Hi there! To new readers, fasten your proverbial (or literal) seatbelts. Get ready for an arbitrary list with arcane referential humour casually tossed in.
For longtime fans of the column I apologize for the delay. Pretending to be a mature journalism student takes up a lot of my spare time. But fret not. I’m back and punnier than ever.
Halloween is here, or as my fellow Tribe-members and I call it – the Purim pre-party. With that segue in mind, let’s take a look at some of the scariest athletes in sports.
Trick and/or treat everyone.
Honourable Mention: Older siblings
Growing up, nothing was scarier than squaring off against an older sibling in the driveway. Trust me, I was one. Insert evil laugh here.
- Andre the Giant
This fear-inducing Frenchman towered over everyone in the ring. Also, this wrestler of unusual size was a key player in one of the greatest movies of all time. Like, ever. Seriously. As you wish.
- Mean Joe Greene
Sure, he gave that kid a soda. But that was only after he made a career terrorizing quarterbacks. Shouldn’t come as a surprise, considering his first name is Mean!
- The starting lineup of the 1976 Philadelphia Flyers
Hellraisers on ice, the Broad Street Bullies are a horrifying homage to the phighting city of Philadelphia.
- Bobby Knight
Without this terrifying taskmaster, nobody would’ve thought that throwing chairs onto basketball courts was an acceptable way of getting what you want. Petulant preschoolers: take note.
- Wendel Clark
Legend has it that when Captain Crush got five minutes for fighting, his moustache would get a game misconduct. Truly the Chuck Norris of pro sports.

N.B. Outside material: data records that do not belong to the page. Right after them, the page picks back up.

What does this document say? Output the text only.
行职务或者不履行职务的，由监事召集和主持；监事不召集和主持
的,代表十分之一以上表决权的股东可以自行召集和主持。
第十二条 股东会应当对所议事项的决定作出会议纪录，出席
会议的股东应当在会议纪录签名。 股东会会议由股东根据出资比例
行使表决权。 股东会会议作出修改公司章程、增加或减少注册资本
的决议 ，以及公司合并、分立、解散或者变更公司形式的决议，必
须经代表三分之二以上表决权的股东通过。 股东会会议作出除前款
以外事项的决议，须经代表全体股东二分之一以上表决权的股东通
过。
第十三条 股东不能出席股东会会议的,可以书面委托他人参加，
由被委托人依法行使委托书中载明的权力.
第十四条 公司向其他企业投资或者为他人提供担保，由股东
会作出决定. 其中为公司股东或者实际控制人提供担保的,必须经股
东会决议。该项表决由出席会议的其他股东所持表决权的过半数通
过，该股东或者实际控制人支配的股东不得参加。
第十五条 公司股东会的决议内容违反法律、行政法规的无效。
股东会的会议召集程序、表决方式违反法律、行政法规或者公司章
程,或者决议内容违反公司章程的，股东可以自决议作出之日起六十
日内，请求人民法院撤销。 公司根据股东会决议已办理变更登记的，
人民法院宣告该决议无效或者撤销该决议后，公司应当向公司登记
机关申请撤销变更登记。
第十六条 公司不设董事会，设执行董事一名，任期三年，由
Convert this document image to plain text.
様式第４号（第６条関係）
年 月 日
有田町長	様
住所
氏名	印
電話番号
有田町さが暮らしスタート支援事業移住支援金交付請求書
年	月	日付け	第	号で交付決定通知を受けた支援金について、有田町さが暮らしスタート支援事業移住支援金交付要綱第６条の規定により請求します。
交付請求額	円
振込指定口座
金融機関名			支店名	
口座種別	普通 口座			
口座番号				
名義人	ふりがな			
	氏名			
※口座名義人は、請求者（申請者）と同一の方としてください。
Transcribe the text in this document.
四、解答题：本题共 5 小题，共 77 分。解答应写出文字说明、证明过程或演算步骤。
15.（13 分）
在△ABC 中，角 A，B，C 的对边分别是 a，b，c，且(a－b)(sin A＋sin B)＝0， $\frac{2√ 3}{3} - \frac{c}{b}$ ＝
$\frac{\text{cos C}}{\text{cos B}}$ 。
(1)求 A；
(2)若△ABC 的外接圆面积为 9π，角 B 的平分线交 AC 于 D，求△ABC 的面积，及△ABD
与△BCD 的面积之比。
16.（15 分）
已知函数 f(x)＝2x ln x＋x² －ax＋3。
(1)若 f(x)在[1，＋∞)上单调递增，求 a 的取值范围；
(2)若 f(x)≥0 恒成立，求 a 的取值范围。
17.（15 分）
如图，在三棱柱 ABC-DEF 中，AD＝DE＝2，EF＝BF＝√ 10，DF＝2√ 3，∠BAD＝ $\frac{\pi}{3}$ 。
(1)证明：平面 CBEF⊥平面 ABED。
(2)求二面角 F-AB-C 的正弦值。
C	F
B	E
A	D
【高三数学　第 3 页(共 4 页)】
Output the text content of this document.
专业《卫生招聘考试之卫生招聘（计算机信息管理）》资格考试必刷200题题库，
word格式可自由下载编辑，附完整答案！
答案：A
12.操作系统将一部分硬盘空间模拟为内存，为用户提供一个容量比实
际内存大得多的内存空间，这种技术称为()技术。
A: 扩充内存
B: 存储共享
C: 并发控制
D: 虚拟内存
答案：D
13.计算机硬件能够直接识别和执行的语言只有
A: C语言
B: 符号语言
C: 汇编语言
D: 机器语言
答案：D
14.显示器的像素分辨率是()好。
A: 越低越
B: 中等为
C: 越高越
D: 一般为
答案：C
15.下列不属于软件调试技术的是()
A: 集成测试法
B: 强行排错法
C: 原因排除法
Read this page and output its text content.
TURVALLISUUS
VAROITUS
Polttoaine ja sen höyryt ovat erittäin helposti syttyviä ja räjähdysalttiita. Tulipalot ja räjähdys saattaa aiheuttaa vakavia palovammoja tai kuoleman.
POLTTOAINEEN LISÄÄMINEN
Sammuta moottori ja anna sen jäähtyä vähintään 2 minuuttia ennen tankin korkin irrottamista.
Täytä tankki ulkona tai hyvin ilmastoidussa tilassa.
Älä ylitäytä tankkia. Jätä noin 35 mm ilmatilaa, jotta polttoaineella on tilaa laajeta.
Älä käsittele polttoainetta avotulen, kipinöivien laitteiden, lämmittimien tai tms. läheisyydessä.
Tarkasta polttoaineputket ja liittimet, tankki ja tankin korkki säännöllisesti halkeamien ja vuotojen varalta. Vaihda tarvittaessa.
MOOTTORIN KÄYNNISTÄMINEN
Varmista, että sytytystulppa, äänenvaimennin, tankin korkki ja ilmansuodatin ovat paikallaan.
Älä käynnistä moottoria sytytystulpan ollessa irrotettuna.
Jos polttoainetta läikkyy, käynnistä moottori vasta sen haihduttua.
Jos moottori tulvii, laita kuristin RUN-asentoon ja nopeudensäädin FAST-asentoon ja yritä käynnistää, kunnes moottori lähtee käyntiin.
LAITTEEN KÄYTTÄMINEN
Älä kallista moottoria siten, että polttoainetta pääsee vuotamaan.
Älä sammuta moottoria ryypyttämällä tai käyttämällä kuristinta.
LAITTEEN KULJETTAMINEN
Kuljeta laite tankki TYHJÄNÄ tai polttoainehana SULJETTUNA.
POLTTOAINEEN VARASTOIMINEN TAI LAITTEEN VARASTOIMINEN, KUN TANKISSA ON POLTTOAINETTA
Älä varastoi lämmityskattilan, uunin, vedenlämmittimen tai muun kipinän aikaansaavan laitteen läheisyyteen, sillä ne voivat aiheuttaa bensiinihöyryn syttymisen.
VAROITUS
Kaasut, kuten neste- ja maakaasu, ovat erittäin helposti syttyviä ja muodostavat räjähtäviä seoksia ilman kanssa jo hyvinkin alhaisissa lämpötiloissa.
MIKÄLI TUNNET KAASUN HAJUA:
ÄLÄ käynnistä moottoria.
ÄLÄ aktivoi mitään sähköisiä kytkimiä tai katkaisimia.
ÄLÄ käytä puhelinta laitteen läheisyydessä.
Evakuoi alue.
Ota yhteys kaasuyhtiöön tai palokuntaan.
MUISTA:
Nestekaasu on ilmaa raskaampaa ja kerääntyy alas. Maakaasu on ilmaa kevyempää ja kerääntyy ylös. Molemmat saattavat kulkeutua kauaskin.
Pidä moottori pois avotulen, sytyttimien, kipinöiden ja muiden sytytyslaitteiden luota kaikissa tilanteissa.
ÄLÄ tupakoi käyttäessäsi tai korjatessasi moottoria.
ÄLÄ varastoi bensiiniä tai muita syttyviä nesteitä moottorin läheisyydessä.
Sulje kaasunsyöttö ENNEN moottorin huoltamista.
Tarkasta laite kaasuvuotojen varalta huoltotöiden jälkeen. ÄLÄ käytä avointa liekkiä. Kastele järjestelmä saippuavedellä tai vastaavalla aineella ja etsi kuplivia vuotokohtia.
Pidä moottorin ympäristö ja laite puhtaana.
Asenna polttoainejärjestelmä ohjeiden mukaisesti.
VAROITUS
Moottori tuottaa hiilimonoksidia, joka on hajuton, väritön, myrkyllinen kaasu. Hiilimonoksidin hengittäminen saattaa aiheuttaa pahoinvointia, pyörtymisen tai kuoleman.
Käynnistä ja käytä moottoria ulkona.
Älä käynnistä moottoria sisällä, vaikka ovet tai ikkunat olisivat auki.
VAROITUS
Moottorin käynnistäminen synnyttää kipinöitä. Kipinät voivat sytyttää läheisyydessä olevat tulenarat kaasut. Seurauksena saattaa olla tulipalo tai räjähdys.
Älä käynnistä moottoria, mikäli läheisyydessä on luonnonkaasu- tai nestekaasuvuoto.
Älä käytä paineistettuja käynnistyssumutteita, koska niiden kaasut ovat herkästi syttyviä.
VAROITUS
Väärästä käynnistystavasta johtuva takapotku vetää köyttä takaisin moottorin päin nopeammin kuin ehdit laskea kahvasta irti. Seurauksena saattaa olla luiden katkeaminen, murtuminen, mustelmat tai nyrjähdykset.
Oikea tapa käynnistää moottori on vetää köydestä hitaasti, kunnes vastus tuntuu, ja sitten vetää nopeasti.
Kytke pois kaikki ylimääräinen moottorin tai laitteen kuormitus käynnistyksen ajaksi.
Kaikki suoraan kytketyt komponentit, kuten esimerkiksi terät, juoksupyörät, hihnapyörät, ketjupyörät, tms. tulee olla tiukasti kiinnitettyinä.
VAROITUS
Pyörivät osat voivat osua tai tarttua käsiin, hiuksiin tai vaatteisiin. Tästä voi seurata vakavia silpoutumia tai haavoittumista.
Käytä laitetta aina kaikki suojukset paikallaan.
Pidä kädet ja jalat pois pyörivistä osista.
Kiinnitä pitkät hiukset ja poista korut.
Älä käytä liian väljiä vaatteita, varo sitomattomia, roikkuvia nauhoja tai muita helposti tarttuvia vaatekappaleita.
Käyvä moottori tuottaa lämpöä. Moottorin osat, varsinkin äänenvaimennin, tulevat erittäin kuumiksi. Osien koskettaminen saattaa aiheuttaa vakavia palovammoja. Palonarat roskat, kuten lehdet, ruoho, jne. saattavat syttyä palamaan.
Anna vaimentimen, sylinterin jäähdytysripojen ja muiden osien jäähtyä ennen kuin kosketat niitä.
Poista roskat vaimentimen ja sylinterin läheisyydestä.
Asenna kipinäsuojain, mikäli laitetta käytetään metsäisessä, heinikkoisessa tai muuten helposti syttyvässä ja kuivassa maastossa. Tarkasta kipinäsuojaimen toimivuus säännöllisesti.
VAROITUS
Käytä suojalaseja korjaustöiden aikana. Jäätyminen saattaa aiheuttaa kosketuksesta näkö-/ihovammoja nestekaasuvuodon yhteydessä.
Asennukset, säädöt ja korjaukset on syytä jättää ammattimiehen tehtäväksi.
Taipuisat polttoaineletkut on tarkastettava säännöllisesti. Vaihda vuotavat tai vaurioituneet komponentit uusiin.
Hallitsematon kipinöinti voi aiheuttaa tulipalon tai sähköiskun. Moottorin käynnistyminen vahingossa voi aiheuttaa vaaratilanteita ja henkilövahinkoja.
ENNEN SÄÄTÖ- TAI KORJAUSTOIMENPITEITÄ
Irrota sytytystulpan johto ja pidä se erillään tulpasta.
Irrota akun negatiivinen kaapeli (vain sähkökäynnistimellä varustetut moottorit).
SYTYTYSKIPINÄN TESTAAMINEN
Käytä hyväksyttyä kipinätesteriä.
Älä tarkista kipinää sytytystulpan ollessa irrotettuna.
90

- Mike Tyson/Drederick Tatum
Iron Mike is so scary that I included his parodied persona from “The Simpsons” to diffuse the situation. He puts the “boo” in “boo-urns”.
- Serena Williams
The greatest female tennis player of all time has a promising career as an anger management counselor post-retirement. Judging by the comments she made to an official at the U.S. Open a few years ago, I’d just give her the point and move on.
- Jonah Lomu
As if rugby players weren’t scary enough. Lomu was famous for his brick-wall physique and ability to run through humans. Members of the English national team still have nightmares of this killer Kiwi.
- Members of the MLSE executive
Have you seen a professional sports team in Toronto recently? How these ghastly goons run T.O.’s teams defines terror.
- Football supporters
Love means never having to say you’re sorry. And apparently in Europe it also means lighting flares and fighting opposing cops and fans to prove loyalty your club. Yikes.